Aug 14, 2012

Mrs. Sneed has always wanted to kayak, don't ask me why.  Kayaking is not something the locals are really big on around here.  Costco sell kayaks, but that is about your only choice around these parts when shopping for your kayak-related needs.

Maybe if you live in Ohio or New York or even a place like jolly old London, you can just load up the family kayak and have a paddle or whatever the act of kayaking is called.  Those places have lakes, rivers and streams.  I know this because I have Google Earth installed on my computer.

Out here, just north of the Mexican border, it is more complicated.  And by complicated, I mean darned near impossible to kayak.

This is a satellite photo of our fair city and the surrounding areas.  See anything that looks like water?  Don't be fooled by the blue objects in the bottom center of the image, they are copper mines.

Mrs. Sneed's kayak dream has been stoked by her kayaking enthusiast sister, who lives a mile or two from the Pacific Ocean and sends kayaking photos from time to time.

This all brings us to our cruise and the kayaking opportunity available to kayak dreamers.  We are signed up for a fun-filled kayak adventure in Ketchikan, which I'm told is a tourist town in Alaska.

Mrs. Sneed expressed concern that I might be "too big" to be allowed on the fun-filled kayaking adventure.  Specifically, that my weight would disallow us the opportunity to fulfill her dream.  The kayak people have a strict quarter of a ton limit.  Tight asses.

I wasn't actually over their weight limit technically, in my opinion. If they let me kayak naked and first thing in the morning, no problem...maybe.  But visions of being made to mount a scale in front of throngs of skinny people danced in my head.

"Nice try fatty, sit on the bench."

So, I have been trying to get myself in better shape, weight-wise. 

I use the term weight-wise because the lovely Mrs. Sneed has been doing real work toward getting in shape, exercising and such.

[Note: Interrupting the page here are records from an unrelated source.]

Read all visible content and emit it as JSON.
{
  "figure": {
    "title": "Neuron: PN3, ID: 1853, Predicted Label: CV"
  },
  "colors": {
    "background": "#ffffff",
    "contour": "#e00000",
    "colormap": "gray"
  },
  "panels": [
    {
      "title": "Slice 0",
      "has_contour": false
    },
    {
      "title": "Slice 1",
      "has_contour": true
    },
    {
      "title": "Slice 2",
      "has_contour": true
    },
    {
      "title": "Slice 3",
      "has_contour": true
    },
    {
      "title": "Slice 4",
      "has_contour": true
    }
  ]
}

She is losing weight and getting fit.  Show off.

Since May I have lost over 25lbs.  It turns out that if you substitute fruits for snack items and eat actual vegetables instead of  potato products and give up pizza as a staple, you lose weight without too much effort.  Who knew and why wasn't I told of this earlier?

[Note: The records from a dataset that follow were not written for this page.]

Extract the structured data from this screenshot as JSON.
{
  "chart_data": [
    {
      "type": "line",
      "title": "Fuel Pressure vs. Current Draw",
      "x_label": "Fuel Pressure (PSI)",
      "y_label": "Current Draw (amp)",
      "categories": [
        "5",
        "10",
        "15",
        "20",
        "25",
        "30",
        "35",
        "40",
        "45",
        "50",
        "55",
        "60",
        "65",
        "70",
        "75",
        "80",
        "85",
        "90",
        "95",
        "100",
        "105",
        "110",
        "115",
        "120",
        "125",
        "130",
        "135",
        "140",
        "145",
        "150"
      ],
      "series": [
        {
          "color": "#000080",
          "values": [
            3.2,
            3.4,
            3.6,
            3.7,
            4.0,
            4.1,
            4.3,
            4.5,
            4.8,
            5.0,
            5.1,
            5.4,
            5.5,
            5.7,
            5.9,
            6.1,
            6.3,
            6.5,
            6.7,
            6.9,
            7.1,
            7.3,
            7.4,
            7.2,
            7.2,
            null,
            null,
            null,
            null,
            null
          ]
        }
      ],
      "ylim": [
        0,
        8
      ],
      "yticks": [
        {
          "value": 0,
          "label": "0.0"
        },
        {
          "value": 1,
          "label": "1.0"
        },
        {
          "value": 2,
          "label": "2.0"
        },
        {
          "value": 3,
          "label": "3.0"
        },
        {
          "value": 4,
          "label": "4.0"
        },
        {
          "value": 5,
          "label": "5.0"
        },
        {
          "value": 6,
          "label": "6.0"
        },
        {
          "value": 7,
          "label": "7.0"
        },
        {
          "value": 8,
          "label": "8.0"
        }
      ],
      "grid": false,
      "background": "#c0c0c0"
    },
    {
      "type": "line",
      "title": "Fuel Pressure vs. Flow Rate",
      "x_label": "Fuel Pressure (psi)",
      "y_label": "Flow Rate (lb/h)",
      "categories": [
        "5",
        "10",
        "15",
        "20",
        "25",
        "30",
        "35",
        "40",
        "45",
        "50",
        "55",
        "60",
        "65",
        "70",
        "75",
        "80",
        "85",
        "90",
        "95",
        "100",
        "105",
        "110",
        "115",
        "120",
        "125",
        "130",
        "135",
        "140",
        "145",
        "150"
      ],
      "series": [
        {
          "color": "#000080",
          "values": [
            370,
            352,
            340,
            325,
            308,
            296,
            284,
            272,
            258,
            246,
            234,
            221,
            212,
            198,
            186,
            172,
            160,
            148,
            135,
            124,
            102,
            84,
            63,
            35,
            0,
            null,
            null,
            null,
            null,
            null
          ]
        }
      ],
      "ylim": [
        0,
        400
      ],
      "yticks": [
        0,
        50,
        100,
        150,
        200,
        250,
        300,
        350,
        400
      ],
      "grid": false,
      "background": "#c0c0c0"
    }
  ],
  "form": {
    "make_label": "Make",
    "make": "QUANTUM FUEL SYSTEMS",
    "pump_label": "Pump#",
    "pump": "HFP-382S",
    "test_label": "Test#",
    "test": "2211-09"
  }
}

The only downside is that I'm still about 15 lbs overweight, at least according to those so-called "health experts".   But hey, according to the kayak guys I'm in the pink of health. And that is what matters.


 




 




Things in this blog represented to be fact, may or may not actually be true. The writer is frequently wrong, sometimes just full of it, but always judgmental and cranky

4 comments:

The Bug said...

Wow - good for you! I've been trying to lose weight too - but not all successfully. I'm only down 8 pounds in the same timeframe. Sigh.

Bella Rum said...

Your weight loss is admirable, but you don't fool me. I know you did it because you l-u-v Mrs. Sneed.

Costco sells kayaks? Who knew?

Steve Reed said...

Yeah, I wouldn't think of your neck of the woods as prime kayaking territory. I guess you could haul it up to Lake Powell or some such place. But Alaska -- now there's a place for kayaking.

I haven't seen much kayaking here, even in the Thames. It's much cleaner than it used to be, but my guess is it's still pretty grimy, at least here in the city. Maybe people take their kayaks upstream.

Congrats on the weight loss!

mouse (aka kimy) said...

my daughter bought a kayak in june and as a matter of fact is out right now kayaking some waters here in ohio!!!

have fun kayaking in ketchikan....a good title for a book perhaps by m.sneed.